После установления Петром I системы синодального правления, считает В. М. Живов, попытка реставрации патриаршества оказалась бы для будущих поколений «равносильной покушению на ограничение самодержавной власти императора, благочестивые помыслы превращались в бунт», а «синодальный строй становился неустранимым спутником самодержавия». В результате ученый делает парадоксальный вывод, что «то православие, которое Уваров соединил с самодержавием и народностью, до конца оставалось неканоническим синодальным православием» [108]. К этому неожиданному заключению вряд ли что можно добавить, разве что вновь вспомнить слова Мережковского: «Церковь перестала быть Церковью».
Впрочем, автор романа «Антихрист» воздерживается от прямого осуждения царя. Более того, царевич Алексей сомневается: «Что, если у них тоже Христос, и не только Россия, но и вся Европа – святая земля? Земля в том месте вся обагрена кровью мучеников. Может ли быть такая земля поганою?» В этих размышлениях царевича предпосылка принятия предлагаемой Петром I веротерпимости, в то время как «православная традиция… и идея клерикализма, т. е. представление о властной церковной организации, которая эту традицию поддерживает, предает ее ксенофобской направленности политическое значение» и является помехой европеизации [109]. Обратим также внимание на то, что реализация петровского замысла, его «государственной мечты» без изменения места Церкви в русском обществе была в принципе невозможна.
В своем завещании умерший в 1690 г. патриарх Иоаким говорит о необходимости бороться с иноземцами, в частности с иностранными офицерами в русской армии, причем один из аргументов иерарха был следующим: «Ибо все христиане православнии наипаче же за веру и за церковь Божию, нежели за отечество и домы своя [ курсив наш. – А. К.], в усердии души своя полагают на бранех в полках, никако же не щадяще жизни своея; еретики же, будучи начальниками, о том ни мало радят» [110]. Достаточно сравнить эти слова с обращением Петра I к своим воинам перед Полтавским сражением, чтобы увидеть принципиальную разницу: «Не должны вы помышлять, что сражаетесь за Петра, но за государство, Петру врученное, за отечество … А о Петре ведайте, что ему жизнь его недорога, только бы жила Россия в блаженстве и славе для благосостояния вашего!» [111]
Именно на основе петровской идеологии служения отечеству формировалось то, что позднее стали называть русским патриотизмом, хотя для того, чтобы процесс его формирования дал реальные плоды, опять же должно было пройти время и в сознании русских людей должно было быть преодолено одно из важных противоречий Петровских реформ: с одной стороны, зависимость от иностранных специалистов и ориентация на западную модель развития, а с другой – имперская идея российского превосходства.

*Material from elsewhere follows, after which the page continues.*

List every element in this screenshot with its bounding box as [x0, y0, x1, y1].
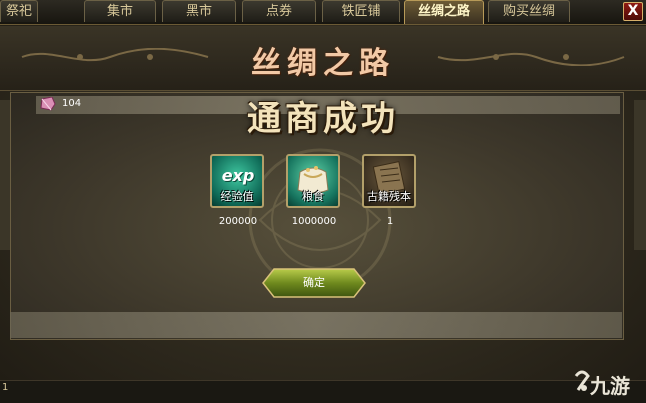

В полной мере преодолено это противоречие было лишь к концу XVIII столетия, когда сменилось несколько поколений, когда европеизированный образ жизни стал привычным и естественным, а громкие военные победы и внешнеполитические достижения привели к тому, что, как хвастался канцлер А. А. Безбородко, ни одна пушка в Европе не смела выстрелить без позволения русской государыни. Впрочем, немалую роль в формировании устойчивых патриотических убеждений, особенно ярко проявившихся во время Отечественной войны 1812г., сыграло и личное освобождение дворянства, результатом которого стало появление, по выражению А. И. Герцена, двух непоротых поколений русских дворян, для которых служение отечеству оказалось прямо сопряжено с понятием чести [112].
Затронув, а фактически перевернув все сферы русской жизни, Петровские реформы и по своему содержанию, и по последствиям были крайне противоречивы . Собственно, иначе и не могло быть. И не только потому, что реформатор не способен предвидеть все последствия своих деяний, но и потому, что противоречивой была фигура самого Петра I, человека, не получившего сколько-нибудь систематического образования, фактически самоучки, жадно впитывавшего знания. Он беседовал с Г. Лейбницем и, по-видимому, встречался с И. Ньютоном, вероятно, читал труды С. Пуффендорфа, Т. Гоббса и Г. Гроция, но сам образ его жизни, в котором упорная работа по управлению государством перемежалась с физическим трудом и многодневными попойками, его постоянные перемещения по стране, необходимость держать в голове одновременно сотни больших и малых проблем (у Мережковского мы находим яркий образ царя, штопающего чулки и размышляющего при этом «о пути в Индию по следам Александра Македонского») – все это не давало возможности спокойно, без спешки и суеты продумать пути и способы проведения реформ, составить целостную программу преобразований. Лишь с середины 10-х годов XVIII в., когда в основном определился исход Северной войны и можно было немного сбавить темп, остановиться и оглянуться по сторонам, реформы постепенно обретают более продуманный характер. Но к этому времени десятки и даже сотни тысяч людей уже испытали на себе тяжесть «петровской дубинки».